Performance Evaluation of CMIP6 Climate Models for Rainfall and Erosivity in the Thamirabharani Basin, India

Global Climate Models (GCMs) are an imperative component in water resource management for the identification of key factors of climate, simulation of climatic behavior, and prediction of future conditions. The performance evaluation of GCMs is another vital task for ensuring reliable climate projection. The study assesses 35 CMIP6 GCMs from the NASA Earth Exchange Global Daily Downscaled Projections (NASA NEX-GDDP) datasets against India Meteorological Department (IMD) observations (1950-2014) to evaluate their performance in simulating rainfall over the Thamirabharani River Basin. Model performances were assessed using six statistical indicators, such as Pearson Correlation Coefficient (CC), Nash–Sutcliffe Efficiency (NSE), Normalized Root Mean Square Error (NRMSE), Percent Bias, Kling–Gupta Efficiency (KGE), and Skill Score (SS).
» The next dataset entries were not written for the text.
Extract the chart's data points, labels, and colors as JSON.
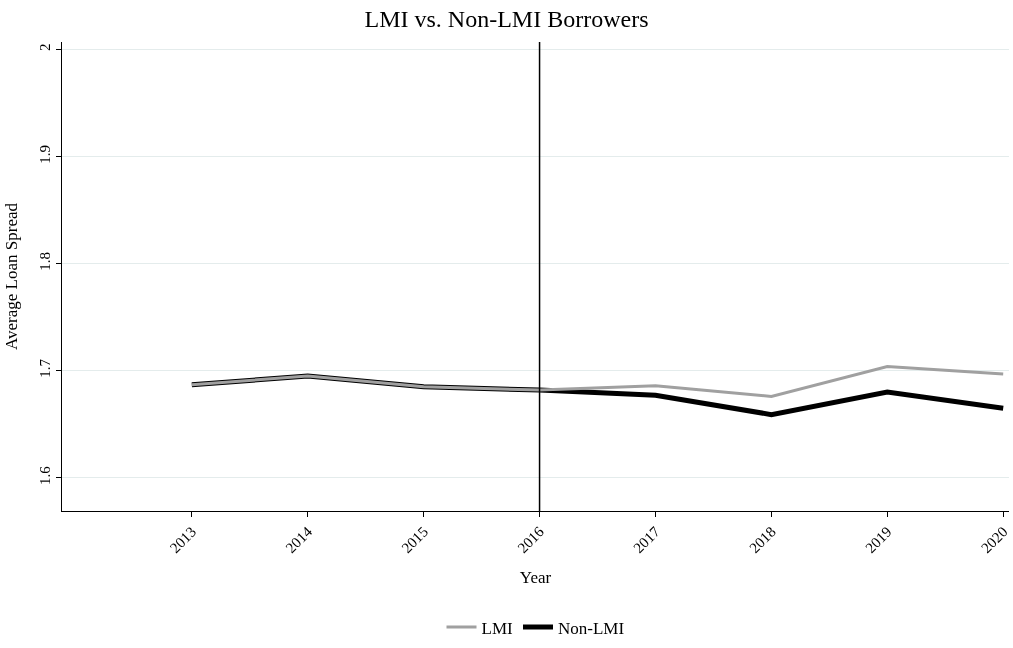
{
  "chart_data": {
    "type": "line",
    "title": "LMI vs. Non-LMI Borrowers",
    "xlabel": "Year",
    "ylabel": "Average Loan Spread",
    "x": [
      2013,
      2014,
      2015,
      2016,
      2017,
      2018,
      2019,
      2020
    ],
    "series": [
      {
        "name": "LMI",
        "color": "#a0a0a0",
        "values": [
          1.687,
          1.695,
          1.685,
          1.682,
          1.686,
          1.676,
          1.704,
          1.697
        ]
      },
      {
        "name": "Non-LMI",
        "color": "#000000",
        "values": [
          1.687,
          1.695,
          1.685,
          1.682,
          1.677,
          1.659,
          1.68,
          1.665
        ]
      }
    ],
    "xlim": [
      2011.88,
      2020.05
    ],
    "xticks": [
      2013,
      2014,
      2015,
      2016,
      2017,
      2018,
      2019,
      2020
    ],
    "ylim": [
      1.569,
      2.007
    ],
    "yticks": [
      1.6,
      1.7,
      1.8,
      1.9,
      2
    ],
    "ref_lines": [
      {
        "axis": "x",
        "value": 2016,
        "color": "#000000"
      }
    ],
    "grid": "y",
    "legend": "bottom",
    "marker": "none",
    "line_style": "solid"
  }
}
The relative importance of these indicators was considered through three weighting schemes: Equal weight, Entropy-based weight, and Principal Component Analysis (PCA)-derived weight. Additionally, five Multi-criteria decision making (MCDM) Techniques are PROMETHEE-II, TOPSIS, VIKOR, MOORA, and Compromise Programming (CP), were applied to comprehensively rank the GCMs. Based on the combined outcomes of the statistical analysis and ranking using Group Decision Method (GDM), the best-performing models, ACCESS-CM2, CanESM5, MIROC6, NorESM2-MM, and BCC-CSM2-MR, were identified. These selected models are used to project future rainfall and rainfall erosivity for two different shared socioeconomic pathways (SSPs), SSP4.5 and SSP8.5, respectively. Under the SSP 4.5 scenario, the rainfall and rainfall erosivity are projected to increase by 1.34 and 1.40 times respectively in the future. Under SSP 8.5 the increase are higher at 1.54 and 1.47 times, respectively. Rainfall and erosivity are going to be more intense toward the end of the century, especially under high-emission conditions, which implies higher risks for soil erosion and water resource challenges.